Point being: the purpose of a university's administrative resources is to protect the institution, not the students. Don't trust them in matters like this where they have an incentive to protect their reputation at the victim's expense.

Bo Harbaugh

December 12th, 2023 at 10:19 AM ^

No university has the moral high ground with this issue.  

It's also an incredibly difficult crime and allegation to process - as it is horrific to the victim, but can also be illegitimately weaponized to destroy lives  (as we saw in the Duke lacrosse player case) due to its intimate nature.

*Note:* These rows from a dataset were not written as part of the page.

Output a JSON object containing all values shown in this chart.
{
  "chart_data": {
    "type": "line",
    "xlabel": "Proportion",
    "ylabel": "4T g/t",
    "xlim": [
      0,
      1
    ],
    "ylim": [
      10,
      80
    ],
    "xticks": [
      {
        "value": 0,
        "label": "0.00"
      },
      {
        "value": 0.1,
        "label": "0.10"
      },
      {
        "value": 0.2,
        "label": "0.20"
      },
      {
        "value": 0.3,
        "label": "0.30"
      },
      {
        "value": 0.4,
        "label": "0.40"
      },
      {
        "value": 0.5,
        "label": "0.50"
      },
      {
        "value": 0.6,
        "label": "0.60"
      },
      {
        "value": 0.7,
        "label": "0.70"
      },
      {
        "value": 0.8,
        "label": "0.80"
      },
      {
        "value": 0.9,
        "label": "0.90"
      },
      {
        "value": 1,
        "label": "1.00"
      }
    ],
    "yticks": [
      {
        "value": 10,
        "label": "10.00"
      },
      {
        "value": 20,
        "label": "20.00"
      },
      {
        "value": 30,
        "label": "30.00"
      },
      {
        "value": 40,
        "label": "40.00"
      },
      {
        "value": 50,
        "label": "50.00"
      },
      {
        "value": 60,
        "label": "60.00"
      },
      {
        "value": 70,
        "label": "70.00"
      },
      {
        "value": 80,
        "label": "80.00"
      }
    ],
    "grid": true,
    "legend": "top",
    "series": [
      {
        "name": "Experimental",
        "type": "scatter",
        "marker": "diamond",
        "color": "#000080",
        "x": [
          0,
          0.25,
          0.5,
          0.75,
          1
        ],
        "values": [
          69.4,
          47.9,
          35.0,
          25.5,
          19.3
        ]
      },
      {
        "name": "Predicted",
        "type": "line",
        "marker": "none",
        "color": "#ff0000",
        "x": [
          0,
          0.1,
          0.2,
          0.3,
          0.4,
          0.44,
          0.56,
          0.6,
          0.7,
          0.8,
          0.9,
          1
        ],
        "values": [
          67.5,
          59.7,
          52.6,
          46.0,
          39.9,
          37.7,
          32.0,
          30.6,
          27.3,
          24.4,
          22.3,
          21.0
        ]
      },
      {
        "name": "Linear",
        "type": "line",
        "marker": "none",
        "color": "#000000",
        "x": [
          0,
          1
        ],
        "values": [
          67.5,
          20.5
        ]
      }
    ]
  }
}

Large institutions have been terrible managing the two sides of both believing and supporting victims while keeping an innocent until proven guilty stance towards the alleged perpetrator. 

GoBlue96

December 12th, 2023 at 11:29 AM ^

I think part of it is that basketball recruiting rankings are based on NBA potential which sets unreasonable expectations for their short college time.  A 5 star recruit could be near useless as a freshmen but people don't see that or don't want to see that.  He's unplayable at this point at a postition of great need with Kohler's injury.

waittilnextyear

December 12th, 2023 at 11:27 AM ^

When it was "just" Jerry Sandusky, it was easy to claim moral superiority over the Joe Bots in Happy Valley.  That said, since that time, it has become disturbingly obvious that any institution of any real size (UM, MSU, OSU have all been made examples of) suffers from shitty shit (different shades of sexual violence).  I'm glad that we mouth-breathing sportsball-fan types have grown from simply trying to dunk on the institution du jour to realizing that the problem is the actual problem.

Girlbleedsblue

December 12th, 2023 at 11:31 AM ^

Sexual assault is truly a problem everywhere, no one has a moral high ground on the crime itself. But MSU as an institution is just bad at handling this shit. The institutional response is something that anyone can legit criticize and it has nothing to do with re-traumatizing the victim. We have obviously not been perfect in this area, I’m quite ashamed of how Anderson’s behavior was accepted. But time and time again with MSU, in the news, because they screwed up as an institution. It’s ok to talk about that, even if it’s a rival school. 

 

 

1408

December 12th, 2023 at 11:33 AM ^

Another issue is the Title IX process.  In this instance, the accused retains a high profile and capable lawyer but the victim is at the mercy of a bunch of idiots that staff this department.  

Ernis

December 12th, 2023 at 1:20 PM ^

Right- the victim has to be cross examined in person while the alleged perp doesn’t even have to show up or cooperate at all. It’s a travesty. But make no mistake: the process as it is implemented by the institution serves to protect the institution. This is a case of the process working as designed.

Johnny Blood

December 12th, 2023 at 11:57 AM ^

A failure on so many levels.

You would think by now that we as a society would be better equipped to handle these situations, especially in dealing with the survivors and understanding the psychology of their trauma.

alum96

December 12th, 2023 at 12:05 PM ^

Brutal read.  The mental exhaustion of going to through the same story over and over and over and over again to multiple people and having to relive it, and running into brick walls repeatedly is a horror in itself. 

samsoccer7

December 12th, 2023 at 12:47 PM ^

It seems like these cases, like in many other instances in many other topics, all hinged on one person's ability to say she was untrustworthy.  That person used their own garbage pseudo-science to say requiring 4 questions before being told about a gun meant she couldn't be trusted.  And somehow that person's assessment sticks?  That makes no sense to me and she was clearly left hanging by the institution supposedly meant to protect her.

RLARCADIACA

December 12th, 2023 at 9:40 PM ^

Wow is all I can say.  This statement seems to say it all. “It’s the incompetence of the investigators that often create these inconsistencies, which then get weaponized against the victim,”. The investigators went into it biased against the victim.  It’s so clear that is what happened and not just against this young women but so many more.  The management of Little Brother all over should be ashamed and removed with an entire reboot of their team and system.